During the Institute’s national teleconference, Brownlee said it’s tempting for people to view the regional maps and point to a rural versus urban argument of medical conditions and treatment, but no general statement for this conclusion could be drawn from the report.
David Goodman, co-author and co-principal investigator for the Dartmouth Atlas Project, highlighted the centralized training that physicians receive as another factor in regional differences. A larger number of physicians training at particular academic medical centers could learn the same diagnosis and treatment pattern, leading to surgical signatures within the community.
“Different doctors interpret what’s right for patients differently,” Goodman said.
While the study did not measure individual patient preferences, Goodman said other studies conducted over the years have highlighted that patterns of care do not reflect what patients want necessarily.

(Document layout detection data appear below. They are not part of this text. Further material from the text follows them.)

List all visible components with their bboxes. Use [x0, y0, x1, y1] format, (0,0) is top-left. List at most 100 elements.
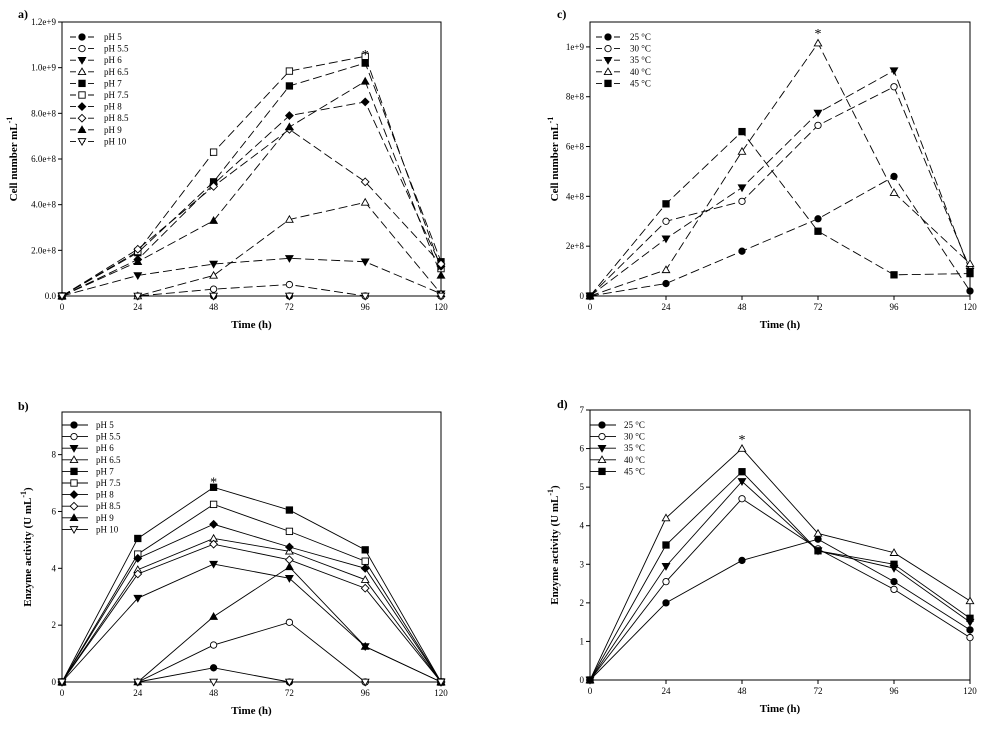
- data-point: [209, 641, 218, 649]
- series-1: [586, 172, 974, 300]
- legend-label: pH 8.5: [96, 501, 121, 511]
- data-point: [966, 269, 974, 278]
- data-point: [814, 227, 822, 235]
- data-point: [436, 259, 446, 269]
- significance-star: *: [739, 433, 746, 448]
- data-point: [737, 184, 747, 193]
- x-tick-label: 0: [588, 686, 593, 696]
- data-point: [661, 562, 671, 571]
- data-point: [966, 614, 974, 622]
- y-tick-label: 2e+8: [566, 241, 585, 251]
- y-tick-label: 1: [580, 636, 585, 646]
- data-point: [360, 177, 370, 187]
- data-point: [285, 618, 294, 626]
- legend-marker: [77, 138, 87, 147]
- data-point: [662, 217, 670, 225]
- y-axis-title-end: ): [22, 487, 34, 491]
- legend-marker: [69, 444, 79, 453]
- panel-c: 0 24 48 72 96 120 0 2e+8 4e+8 6e+8 8e+8 1e+9 Time (h…: [546, 7, 977, 331]
- data-point: [209, 292, 219, 301]
- legend-marker: [78, 91, 86, 99]
- y-tick-label: 4: [580, 521, 585, 531]
- data-point: [361, 546, 369, 554]
- data-point: [133, 292, 143, 301]
- legend-marker: [78, 33, 86, 41]
- panel-label: d): [557, 397, 568, 411]
- legend-marker: [69, 490, 79, 500]
- x-tick-label: 24: [662, 302, 672, 312]
- legend-marker: [598, 467, 606, 476]
- data-point: [284, 678, 294, 687]
- legend: 25 °C 30 °C35 °C 40 °C45 °C: [596, 32, 651, 88]
- y-axis-title-text: Enzyme activity (U mL: [22, 498, 34, 607]
- series-line: [61, 80, 442, 297]
- series-line: [61, 523, 442, 683]
- legend-label: 35 °C: [624, 443, 645, 453]
- legend-label: pH 7: [104, 78, 122, 88]
- x-tick-label: 72: [285, 302, 294, 312]
- y-axis-title-text: Cell number mL: [549, 123, 561, 201]
- x-tick-label: 120: [963, 686, 977, 696]
- series-9: [57, 562, 446, 686]
- series-3: [585, 478, 975, 685]
- plot-frame: [589, 21, 971, 297]
- legend-marker: [597, 444, 607, 453]
- series-line: [589, 175, 971, 297]
- data-point: [965, 259, 975, 267]
- data-point: [209, 285, 218, 293]
- data-point: [209, 678, 219, 687]
- data-point: [965, 596, 975, 605]
- legend-marker: [598, 432, 606, 441]
- data-point: [813, 528, 823, 537]
- data-point: [284, 562, 294, 571]
- y-tick-label: 0: [52, 677, 57, 687]
- data-point: [360, 76, 370, 85]
- y-tick-label: 0: [580, 675, 585, 685]
- legend-label: 40 °C: [624, 455, 645, 465]
- x-tick-label: 72: [285, 688, 294, 698]
- significance-star: *: [210, 476, 217, 491]
- data-point: [890, 585, 898, 594]
- y-axis-title-sup: -1: [546, 117, 555, 124]
- legend-label: pH 5: [96, 420, 114, 430]
- data-point: [586, 292, 594, 300]
- series-2: [586, 83, 974, 300]
- y-tick-label: 8.0e+8: [31, 108, 56, 118]
- x-axis-title: Time (h): [760, 319, 801, 331]
- data-point: [813, 109, 823, 118]
- series-line: [61, 543, 442, 683]
- plot-frame: [61, 411, 442, 683]
- series-line: [61, 55, 442, 297]
- x-tick-label: 120: [434, 302, 448, 312]
- data-point: [361, 557, 369, 565]
- data-point: [133, 678, 143, 687]
- data-point: [284, 122, 294, 131]
- legend-marker: [69, 501, 79, 511]
- legend-marker: [70, 421, 78, 429]
- data-point: [133, 569, 143, 579]
- data-point: [662, 200, 670, 208]
- y-tick-label: 8: [52, 450, 57, 460]
- legend-label: pH 9: [104, 125, 122, 135]
- series-line: [61, 563, 442, 683]
- legend-marker: [604, 44, 612, 53]
- data-point: [209, 664, 218, 672]
- data-point: [360, 97, 370, 107]
- legend-label: pH 7.5: [104, 90, 129, 100]
- data-point: [284, 292, 294, 301]
- legend-label: 30 °C: [630, 44, 651, 54]
- legend-label: pH 9: [96, 513, 114, 523]
- data-point: [361, 59, 369, 67]
- legend-label: pH 5: [104, 32, 122, 42]
- legend-label: pH 5.5: [104, 44, 129, 54]
- series-line: [61, 62, 442, 297]
- legend-marker: [77, 113, 87, 123]
- data-point: [360, 575, 370, 583]
- legend-marker: [603, 56, 613, 65]
- series-2: [58, 280, 445, 300]
- data-point: [285, 527, 294, 536]
- legend-marker: [603, 67, 613, 76]
- data-point: [284, 575, 294, 583]
- data-point: [738, 495, 746, 503]
- data-point: [284, 255, 294, 263]
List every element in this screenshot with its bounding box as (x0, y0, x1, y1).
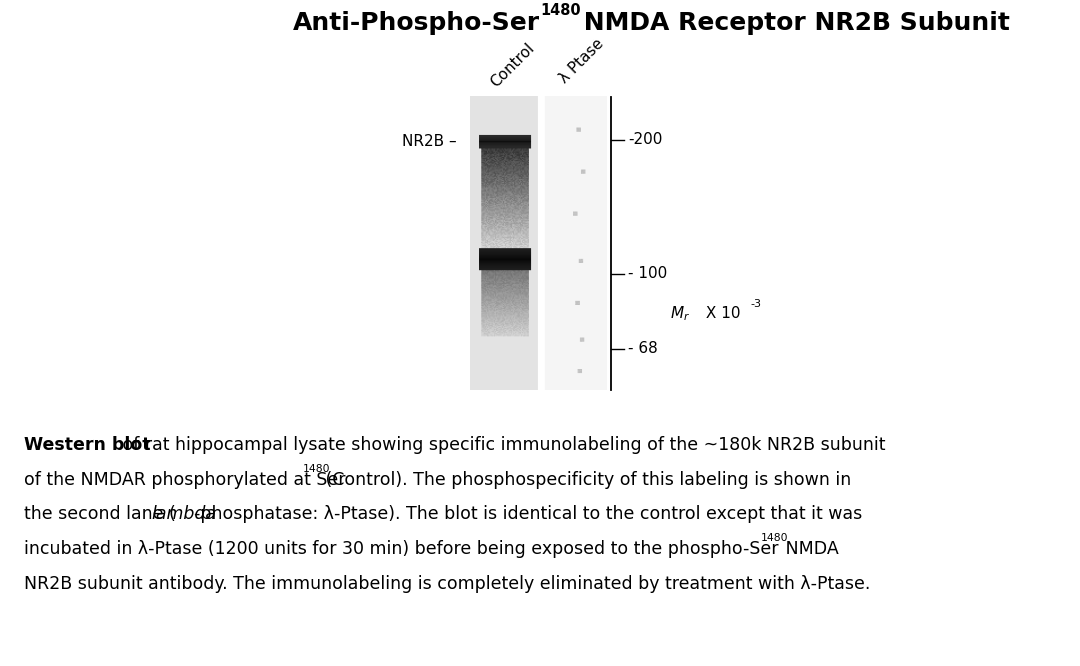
Text: NMDA: NMDA (780, 540, 838, 558)
Text: -200: -200 (629, 133, 663, 147)
Text: X 10: X 10 (701, 306, 740, 322)
Text: 1480: 1480 (760, 533, 787, 543)
Text: incubated in λ-Ptase (1200 units for 30 min) before being exposed to the phospho: incubated in λ-Ptase (1200 units for 30 … (24, 540, 779, 558)
Text: of rat hippocampal lysate showing specific immunolabeling of the ~180k NR2B subu: of rat hippocampal lysate showing specif… (117, 436, 886, 454)
Text: NMDA Receptor NR2B Subunit: NMDA Receptor NR2B Subunit (575, 11, 1010, 35)
Text: NR2B subunit antibody. The immunolabeling is completely eliminated by treatment : NR2B subunit antibody. The immunolabelin… (24, 575, 870, 593)
Text: 1480: 1480 (302, 464, 329, 474)
Text: (Control). The phosphospecificity of this labeling is shown in: (Control). The phosphospecificity of thi… (320, 471, 851, 489)
Text: - 100: - 100 (629, 266, 667, 282)
Text: λ Ptase: λ Ptase (557, 37, 607, 87)
Text: of the NMDAR phosphorylated at Ser: of the NMDAR phosphorylated at Ser (24, 471, 346, 489)
Text: Control: Control (487, 40, 537, 90)
Text: lambda: lambda (151, 505, 217, 523)
Text: NR2B –: NR2B – (402, 135, 457, 149)
Text: -phosphatase: λ-Ptase). The blot is identical to the control except that it was: -phosphatase: λ-Ptase). The blot is iden… (194, 505, 863, 523)
Text: Anti-Phospho-Ser: Anti-Phospho-Ser (293, 11, 540, 35)
Text: the second lane (: the second lane ( (24, 505, 176, 523)
Text: -3: -3 (751, 299, 761, 309)
Text: 1480: 1480 (540, 3, 581, 19)
Text: $M_r$: $M_r$ (671, 304, 690, 323)
Text: - 68: - 68 (629, 341, 658, 356)
Text: Western blot: Western blot (24, 436, 150, 454)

It is a legal requirement for physicians to undergo a process of informed consent with their patients before any measures are taken, but Goodman argued it’s only a legal concept and far from the realities of the doctor’s office. Researchers termed the misdiagnoses of patient preferences in elective surgeries as wrong patient error.
“When patients don’t get a chance to be really informed and make a choice, the physician is at risk to prescribe the wrong treatment for the wrong patient,” Brownlee said. Physicians aren’t mind readers and may assume their patients values and preferences are the same as their own, she said.